Raad Mutlek, a Sunni Muslim, was sitting in a candy shop in Baghdad’s Abu Ghraib neighborhood on Monday. He was filling in for the shop’s owner, his cousin, who was detained the day before during Operation Squeeze Play.


“They came here and detained people randomly,” Mutlek said. “The families of the innocent people who have been detained will seek revenge.”


Mutlek’s brother, Yass, who had been listening to the conversation, stood up and walked out to stretch his legs. An Apache helicopter was circling overhead. A moment later, he hustled back in.


“Look,” he said, nodding toward the street, “the Americans are coming back.”


He paused and then hurried off, looking for a safe place.


“One Shiite politician,” reports KR, “warned that the raids could lead to more problems”:

“We have advised them (the Americans) that these random attacks on people and houses gives the insurgents a bigger base,” said Hadi al Ameri, an Iraqi lawmaker and commander of the Shiite Muslim Badr Brigade, formerly the armed wing of the Supreme Council for the Islamic Revolution in Iraq, a prominent party in Iraq’s new government.


However, KR reports, “[t]he U.S. military said the raids accomplished their mission.”


“Iraqi army, Iraqi police and coalition forces are continuing to meet with good success in operations designed to cripple and defeat terrorism,” said Sgt. 1st Class David Abrams, a spokesman for the 3rd Infantry Division, which played a major role in Squeeze Play. “A good part of that success comes from the cooperation of the Iraqi people, who have been providing valuable information which leads us to terrorist activity in their neighborhoods.”


The numbers, KR notes, tell a different story:

In the days following national elections on Jan. 30, the number of attacks against U.S.-led coalition forces fell to fewer than 45 a day, but it has climbed back to 70 a day, according to a senior American military official speaking on condition of anonymity. The official added that the figure has declined slightly in recent days. The number of car bombs in Iraq this month peaked at 17 in one day.


Many U.S. military officials in Iraq expect the fight to drag on for years.


“It’s far from over,” said Lt. Col. Steven Boylan, a top U.S. military spokesman in Iraq.


Much of the early rhetoric by U.S. officials in Iraq about defeating the insurgency has been replaced by the Bush administration’s goal of training Iraqi forces to carry on the fight so that U.S. forces can withdraw. Operation Squeeze Play was the largest joint Iraq-American effort in the capital to date.


“Modern-day insurgencies last about nine years,” said the senior military official, who cited restrictions on military personnel talking to the press as his reason for insisting on anonymity. “I hope we’re not here for nine years.”


“The fight is intractable in part because the U.S. military has used force and not diplomacy,” KR quotes Abdul Ahmed, a political science analyst at Baghdad University, as saying in an interview highly critical of the overwhelming emphasis on military might in Iraq.

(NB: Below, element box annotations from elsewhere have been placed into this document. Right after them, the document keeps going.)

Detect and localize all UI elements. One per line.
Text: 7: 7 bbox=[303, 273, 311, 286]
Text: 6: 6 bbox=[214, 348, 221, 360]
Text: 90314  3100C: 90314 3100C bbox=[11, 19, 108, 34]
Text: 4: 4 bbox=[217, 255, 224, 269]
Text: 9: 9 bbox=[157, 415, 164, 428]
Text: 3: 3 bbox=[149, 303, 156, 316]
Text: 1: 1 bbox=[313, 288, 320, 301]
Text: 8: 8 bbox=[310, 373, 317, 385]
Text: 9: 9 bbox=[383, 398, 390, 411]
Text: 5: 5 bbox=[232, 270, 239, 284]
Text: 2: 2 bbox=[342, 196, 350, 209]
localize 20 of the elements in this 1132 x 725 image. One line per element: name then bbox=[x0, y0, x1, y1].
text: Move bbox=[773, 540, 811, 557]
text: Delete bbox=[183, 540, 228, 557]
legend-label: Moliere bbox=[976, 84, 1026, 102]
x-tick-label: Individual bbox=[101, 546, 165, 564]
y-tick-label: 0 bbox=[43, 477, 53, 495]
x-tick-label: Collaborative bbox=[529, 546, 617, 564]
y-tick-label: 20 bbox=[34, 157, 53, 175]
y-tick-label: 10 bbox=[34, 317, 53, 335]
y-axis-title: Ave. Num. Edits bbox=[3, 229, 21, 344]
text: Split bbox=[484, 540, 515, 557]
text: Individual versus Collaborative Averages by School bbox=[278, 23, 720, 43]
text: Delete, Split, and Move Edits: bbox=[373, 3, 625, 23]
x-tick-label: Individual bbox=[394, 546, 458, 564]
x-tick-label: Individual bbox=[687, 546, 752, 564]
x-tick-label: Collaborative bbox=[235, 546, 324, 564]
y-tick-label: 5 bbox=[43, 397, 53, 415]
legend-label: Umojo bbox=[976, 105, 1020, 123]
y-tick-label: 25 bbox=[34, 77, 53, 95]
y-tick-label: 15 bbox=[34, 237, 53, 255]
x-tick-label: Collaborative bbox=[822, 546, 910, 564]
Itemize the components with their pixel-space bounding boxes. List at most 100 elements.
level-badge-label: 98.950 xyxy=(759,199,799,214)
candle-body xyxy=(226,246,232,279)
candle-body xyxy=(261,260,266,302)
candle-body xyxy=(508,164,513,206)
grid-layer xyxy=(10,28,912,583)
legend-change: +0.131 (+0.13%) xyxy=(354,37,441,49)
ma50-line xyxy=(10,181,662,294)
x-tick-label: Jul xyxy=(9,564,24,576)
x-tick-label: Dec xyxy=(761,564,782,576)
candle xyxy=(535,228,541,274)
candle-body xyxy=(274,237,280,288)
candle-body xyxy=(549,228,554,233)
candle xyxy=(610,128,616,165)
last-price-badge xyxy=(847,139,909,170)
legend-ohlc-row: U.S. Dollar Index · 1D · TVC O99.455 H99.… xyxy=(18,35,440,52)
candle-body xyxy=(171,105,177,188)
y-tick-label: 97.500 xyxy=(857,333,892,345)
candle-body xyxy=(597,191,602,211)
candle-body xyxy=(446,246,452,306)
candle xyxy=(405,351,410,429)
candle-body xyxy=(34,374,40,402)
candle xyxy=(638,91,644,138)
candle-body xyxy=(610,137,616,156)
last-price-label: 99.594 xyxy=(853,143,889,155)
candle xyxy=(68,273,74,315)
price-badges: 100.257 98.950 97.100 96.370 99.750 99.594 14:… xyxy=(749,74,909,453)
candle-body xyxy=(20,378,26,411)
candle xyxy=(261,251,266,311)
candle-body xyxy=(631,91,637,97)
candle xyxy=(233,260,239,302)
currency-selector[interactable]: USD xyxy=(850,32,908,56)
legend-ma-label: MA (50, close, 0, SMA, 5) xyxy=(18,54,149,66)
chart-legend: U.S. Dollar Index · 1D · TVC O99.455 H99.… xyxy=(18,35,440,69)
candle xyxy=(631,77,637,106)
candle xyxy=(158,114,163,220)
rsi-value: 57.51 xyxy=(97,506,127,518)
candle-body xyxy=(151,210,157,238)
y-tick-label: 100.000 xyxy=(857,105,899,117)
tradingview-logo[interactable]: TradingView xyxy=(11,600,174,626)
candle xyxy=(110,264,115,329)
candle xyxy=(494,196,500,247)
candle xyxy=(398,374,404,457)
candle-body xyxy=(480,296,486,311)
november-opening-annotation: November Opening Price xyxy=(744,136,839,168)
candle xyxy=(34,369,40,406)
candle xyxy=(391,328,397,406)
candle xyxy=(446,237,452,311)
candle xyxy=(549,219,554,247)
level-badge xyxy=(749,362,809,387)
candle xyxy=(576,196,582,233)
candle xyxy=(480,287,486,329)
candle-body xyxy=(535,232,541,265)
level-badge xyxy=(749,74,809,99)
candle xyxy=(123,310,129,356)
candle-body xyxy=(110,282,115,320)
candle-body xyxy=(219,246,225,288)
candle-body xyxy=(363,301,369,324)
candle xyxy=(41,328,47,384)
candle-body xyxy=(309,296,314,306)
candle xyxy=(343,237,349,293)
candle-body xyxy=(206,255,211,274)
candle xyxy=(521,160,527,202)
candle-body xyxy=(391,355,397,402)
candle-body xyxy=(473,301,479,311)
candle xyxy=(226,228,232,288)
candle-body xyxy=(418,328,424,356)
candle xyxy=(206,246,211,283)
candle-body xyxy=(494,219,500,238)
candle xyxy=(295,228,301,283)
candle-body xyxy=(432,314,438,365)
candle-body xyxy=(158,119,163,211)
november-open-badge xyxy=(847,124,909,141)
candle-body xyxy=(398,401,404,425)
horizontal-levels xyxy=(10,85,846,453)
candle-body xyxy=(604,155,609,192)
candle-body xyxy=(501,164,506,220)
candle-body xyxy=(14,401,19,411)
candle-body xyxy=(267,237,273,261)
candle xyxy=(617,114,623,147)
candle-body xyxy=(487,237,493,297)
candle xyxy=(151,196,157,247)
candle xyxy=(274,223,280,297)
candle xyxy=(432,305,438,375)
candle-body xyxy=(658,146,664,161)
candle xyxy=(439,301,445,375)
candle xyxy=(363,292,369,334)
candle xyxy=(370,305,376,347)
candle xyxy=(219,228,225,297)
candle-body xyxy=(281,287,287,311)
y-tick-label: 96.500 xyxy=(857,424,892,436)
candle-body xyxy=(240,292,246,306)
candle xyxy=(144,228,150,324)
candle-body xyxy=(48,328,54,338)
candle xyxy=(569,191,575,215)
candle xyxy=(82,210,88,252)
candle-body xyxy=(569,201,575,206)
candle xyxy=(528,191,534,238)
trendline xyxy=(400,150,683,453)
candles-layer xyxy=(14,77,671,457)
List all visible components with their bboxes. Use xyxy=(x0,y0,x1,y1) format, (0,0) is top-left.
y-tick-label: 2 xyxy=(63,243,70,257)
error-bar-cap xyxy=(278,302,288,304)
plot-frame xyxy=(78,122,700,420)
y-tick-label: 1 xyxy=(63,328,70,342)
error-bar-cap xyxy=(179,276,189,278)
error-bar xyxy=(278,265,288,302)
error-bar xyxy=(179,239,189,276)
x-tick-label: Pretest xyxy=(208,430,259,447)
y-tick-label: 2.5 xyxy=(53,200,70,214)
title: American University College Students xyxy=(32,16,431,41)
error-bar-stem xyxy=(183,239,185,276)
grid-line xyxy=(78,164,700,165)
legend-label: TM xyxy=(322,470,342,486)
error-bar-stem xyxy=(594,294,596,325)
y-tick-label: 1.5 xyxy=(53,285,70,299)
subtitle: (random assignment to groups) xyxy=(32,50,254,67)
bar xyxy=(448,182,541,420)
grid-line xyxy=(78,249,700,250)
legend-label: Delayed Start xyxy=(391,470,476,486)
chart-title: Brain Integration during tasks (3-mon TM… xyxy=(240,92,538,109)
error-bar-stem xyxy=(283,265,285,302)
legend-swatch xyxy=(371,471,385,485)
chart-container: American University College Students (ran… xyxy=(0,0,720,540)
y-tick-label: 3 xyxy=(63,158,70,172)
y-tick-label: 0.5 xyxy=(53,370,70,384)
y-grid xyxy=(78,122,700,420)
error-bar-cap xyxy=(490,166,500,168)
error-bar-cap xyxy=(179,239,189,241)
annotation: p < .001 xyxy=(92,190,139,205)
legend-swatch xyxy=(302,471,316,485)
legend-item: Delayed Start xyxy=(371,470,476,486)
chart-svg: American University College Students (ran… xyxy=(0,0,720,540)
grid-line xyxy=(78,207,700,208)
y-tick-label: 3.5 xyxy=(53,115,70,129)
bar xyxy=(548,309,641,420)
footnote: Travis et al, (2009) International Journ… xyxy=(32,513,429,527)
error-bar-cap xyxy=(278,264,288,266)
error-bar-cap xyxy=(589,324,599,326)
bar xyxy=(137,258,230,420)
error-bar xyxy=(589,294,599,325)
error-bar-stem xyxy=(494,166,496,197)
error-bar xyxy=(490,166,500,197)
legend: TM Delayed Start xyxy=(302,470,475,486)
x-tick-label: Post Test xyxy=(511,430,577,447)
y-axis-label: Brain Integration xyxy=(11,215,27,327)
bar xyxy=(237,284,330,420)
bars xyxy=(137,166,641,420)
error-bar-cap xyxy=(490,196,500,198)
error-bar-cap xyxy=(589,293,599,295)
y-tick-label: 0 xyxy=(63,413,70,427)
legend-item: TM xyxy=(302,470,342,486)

American officials – who say they won’t negotiate with insurgents – have galvanized insurgents and alienated many Iraqis who might have opposed the insurgency, Ahmed said.


“It’s very easy to use your machine guns … but it is very difficult to pursue a political solution,” he said. “They should take some time to go to Ramadi, to Mosul, to find a peaceful way because violence only pushes the people away from you. … The United States negotiates with North Korea. Why can’t it negotiate with the Iraqi insurgency?”


Had the Americans taken a softer approach, said al Ameri, the Shiite politician, perhaps loyalists to former dictator Saddam Hussein would have had a harder time operating and Iraq wouldn’t have become such a magnet for foreign Sunni jihadists.